Go Back To Sleep, Dear Citizens
It is not easy to recognize fascism if you haven’t been there before. Our eyesight is blurred by everything from cultural optimism to psychic denial. But news of the NSA’s mass spying on American’s phone records - in number of victims, at least, perhaps the most broadly illegal and unconstitutional act in our history - makes it all simpler. There is not an ounce of hyperbole in calling the NSA’s action those of a fascist regime and not of a democratic state. NSA has not only violated the law, it even refuses to allow the Justice Department to investigate its violation. This is the behavior of a dictatorship, not of a democracy.
A recent example of how we got where we are is in the following language of the Emper…, pardon, the President, follows. Freedom and democracy are no longer what we thought it was. The present regime defines freedom as when business can do whatever it wants. Democracy is getting to choose a pre-selected lap-dog of industry every four years. The interview below can be read in full at the English pages of Der Spiegel. I do not have their permission to post any part of anything anywhere. Der Spiegel is the German equivalent of our Time magazine—only more truthful and without the glaring omissions of topics that really matter. The voice of BILD is a reporter from the BILD am Sonntag of Germany. Kind of like the Washington Times with cleavage.
GEORGE W. BUSH INTERVIEW
“Germans Don’t Like War. I Can Understand That.”
Kai Diekmann of Germany’s BILD am Sonntag newspaper recently interviewed President George W. Bush in the Oval Office. Here is a full transcript of the interview.
BILD: Taking a look at the past, do the Americans feel that the Germans abandoned them when they went to war with Saddam Hussein?
Bush: I’ve come to realize that the nature of the German people are such that war is very abhorrent, that Germany is a country now that is — no matter where they sit on the political spectrum, Germans are — just don’t like war.

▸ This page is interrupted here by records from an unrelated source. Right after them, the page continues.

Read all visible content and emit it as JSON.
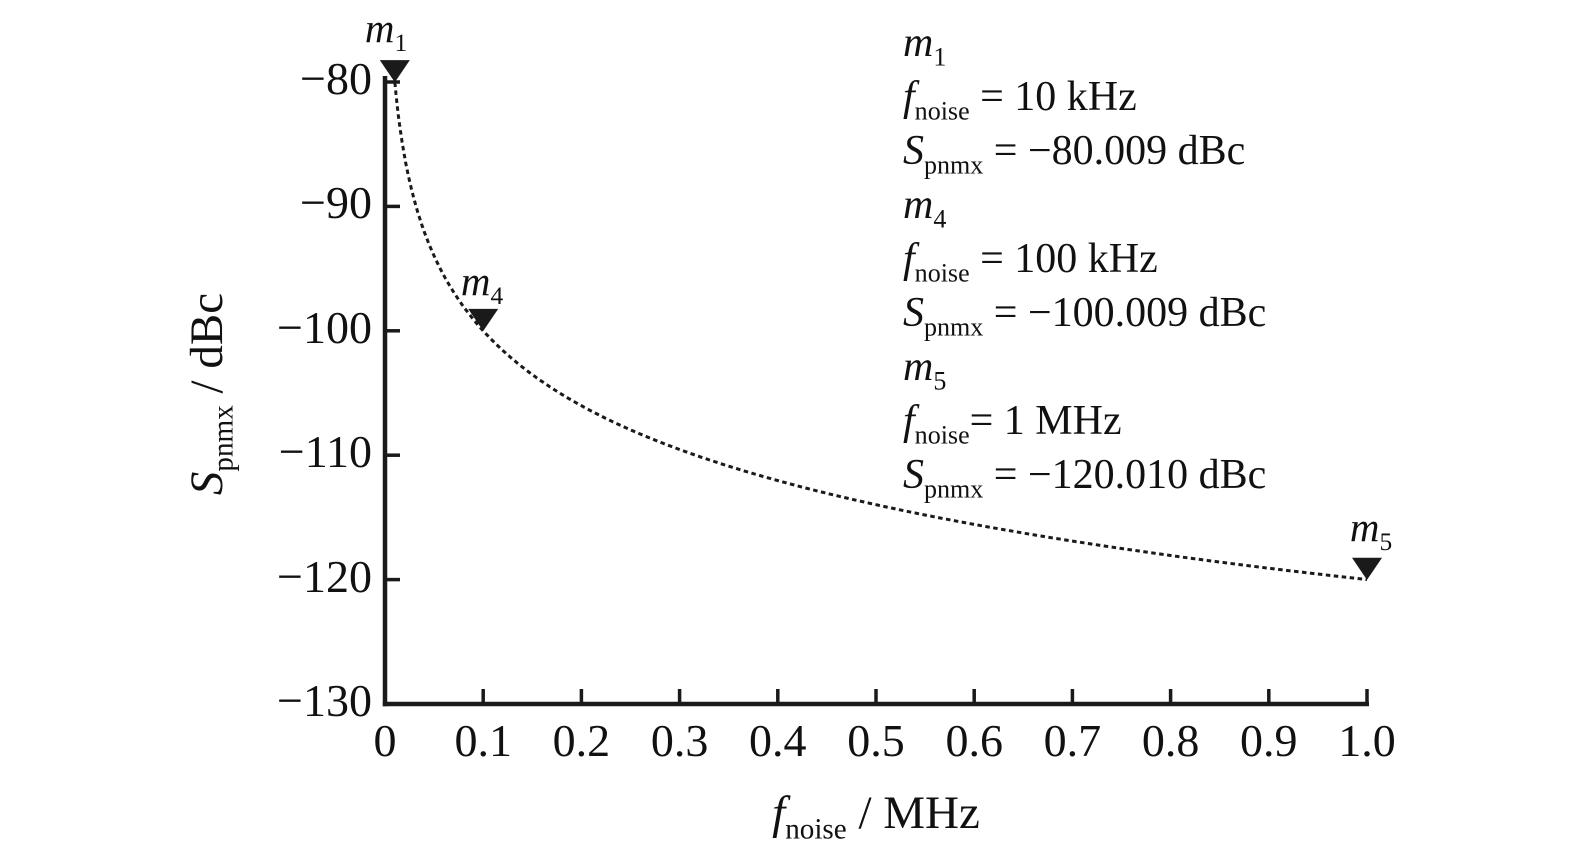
{
  "figure": {
    "bg": "#ffffff",
    "ink": "#1a1a1a"
  },
  "chart_data": {
    "type": "line",
    "title": "",
    "xlabel": {
      "var": "f",
      "sub": "noise",
      "unit": " / MHz"
    },
    "ylabel": {
      "var": "S",
      "sub": "pnmx",
      "unit": " / dBc"
    },
    "xlim": [
      0,
      1.0
    ],
    "ylim": [
      -130,
      -80
    ],
    "grid": false,
    "legend": "none",
    "line_style": "dashed black curve",
    "curve_model": "S_pnmx = -120 - 20*log10(f_noise/MHz)  (-20 dBc per decade, plotted on linear frequency axis from 0.01 to 1 MHz)",
    "curve_domain_mhz": [
      0.01,
      1.0
    ],
    "curve_points": [
      [
        0.01,
        -80.0
      ],
      [
        0.02,
        -86.02
      ],
      [
        0.03,
        -89.54
      ],
      [
        0.05,
        -93.98
      ],
      [
        0.07,
        -96.9
      ],
      [
        0.1,
        -100.0
      ],
      [
        0.15,
        -103.52
      ],
      [
        0.2,
        -106.02
      ],
      [
        0.3,
        -109.54
      ],
      [
        0.4,
        -112.04
      ],
      [
        0.5,
        -113.98
      ],
      [
        0.6,
        -115.56
      ],
      [
        0.7,
        -116.9
      ],
      [
        0.8,
        -118.06
      ],
      [
        0.9,
        -119.08
      ],
      [
        1.0,
        -120.0
      ]
    ],
    "x_ticks": [
      {
        "v": 0,
        "label": "0",
        "mark": false
      },
      {
        "v": 0.1,
        "label": "0.1"
      },
      {
        "v": 0.2,
        "label": "0.2"
      },
      {
        "v": 0.3,
        "label": "0.3"
      },
      {
        "v": 0.4,
        "label": "0.4"
      },
      {
        "v": 0.5,
        "label": "0.5"
      },
      {
        "v": 0.6,
        "label": "0.6"
      },
      {
        "v": 0.7,
        "label": "0.7"
      },
      {
        "v": 0.8,
        "label": "0.8"
      },
      {
        "v": 0.9,
        "label": "0.9"
      },
      {
        "v": 1.0,
        "label": "1.0"
      }
    ],
    "y_ticks": [
      {
        "v": -80,
        "label": "−80"
      },
      {
        "v": -90,
        "label": "−90"
      },
      {
        "v": -100,
        "label": "−100"
      },
      {
        "v": -110,
        "label": "−110"
      },
      {
        "v": -120,
        "label": "−120"
      },
      {
        "v": -130,
        "label": "−130",
        "mark": false
      }
    ],
    "markers": [
      {
        "name": "m",
        "sub": "1",
        "f_mhz": 0.01,
        "s_dbc": -80.009
      },
      {
        "name": "m",
        "sub": "4",
        "f_mhz": 0.1,
        "s_dbc": -100.009
      },
      {
        "name": "m",
        "sub": "5",
        "f_mhz": 1.0,
        "s_dbc": -120.01
      }
    ]
  },
  "annotation": {
    "f_var": "f",
    "f_sub": "noise",
    "s_var": "S",
    "s_sub": "pnmx",
    "entries": [
      {
        "name": "m",
        "sub": "1",
        "f_rest": " = 10 kHz",
        "s_rest": " = −80.009 dBc"
      },
      {
        "name": "m",
        "sub": "4",
        "f_rest": " = 100 kHz",
        "s_rest": " = −100.009 dBc"
      },
      {
        "name": "m",
        "sub": "5",
        "f_rest": "= 1 MHz",
        "s_rest": " = −120.010 dBc"
      }
    ]
  }
}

And I can understand that. There’s a generation of people who had their lives torn about because of a terrible war.
I felt like — I made the decision I made based upon my full understanding that threats must be dealt with before they come to fruition. And I fully understood during that period of time not everybody would agree with me. And so we put together a significant coalition and followed through on a difficult decision.
The point now is not what went on in the past. The point now is how do we work together to achieve important goals. And one such goal is a democracy in Germany [italics are mine]. And I appreciate the German government’s — previous government’s support and this government’s support of helping the Iraqis rebuild their lives. Training missions are important. Debt relief was important. Gerhard Schr der relieved the debt on Iraq. And all those gestures are very important gestures that say that even though people disagreed with the decision to go into Iraq, we now agree that it’s important that a democracy in Iraq succeed. And that’s how I view the relationship.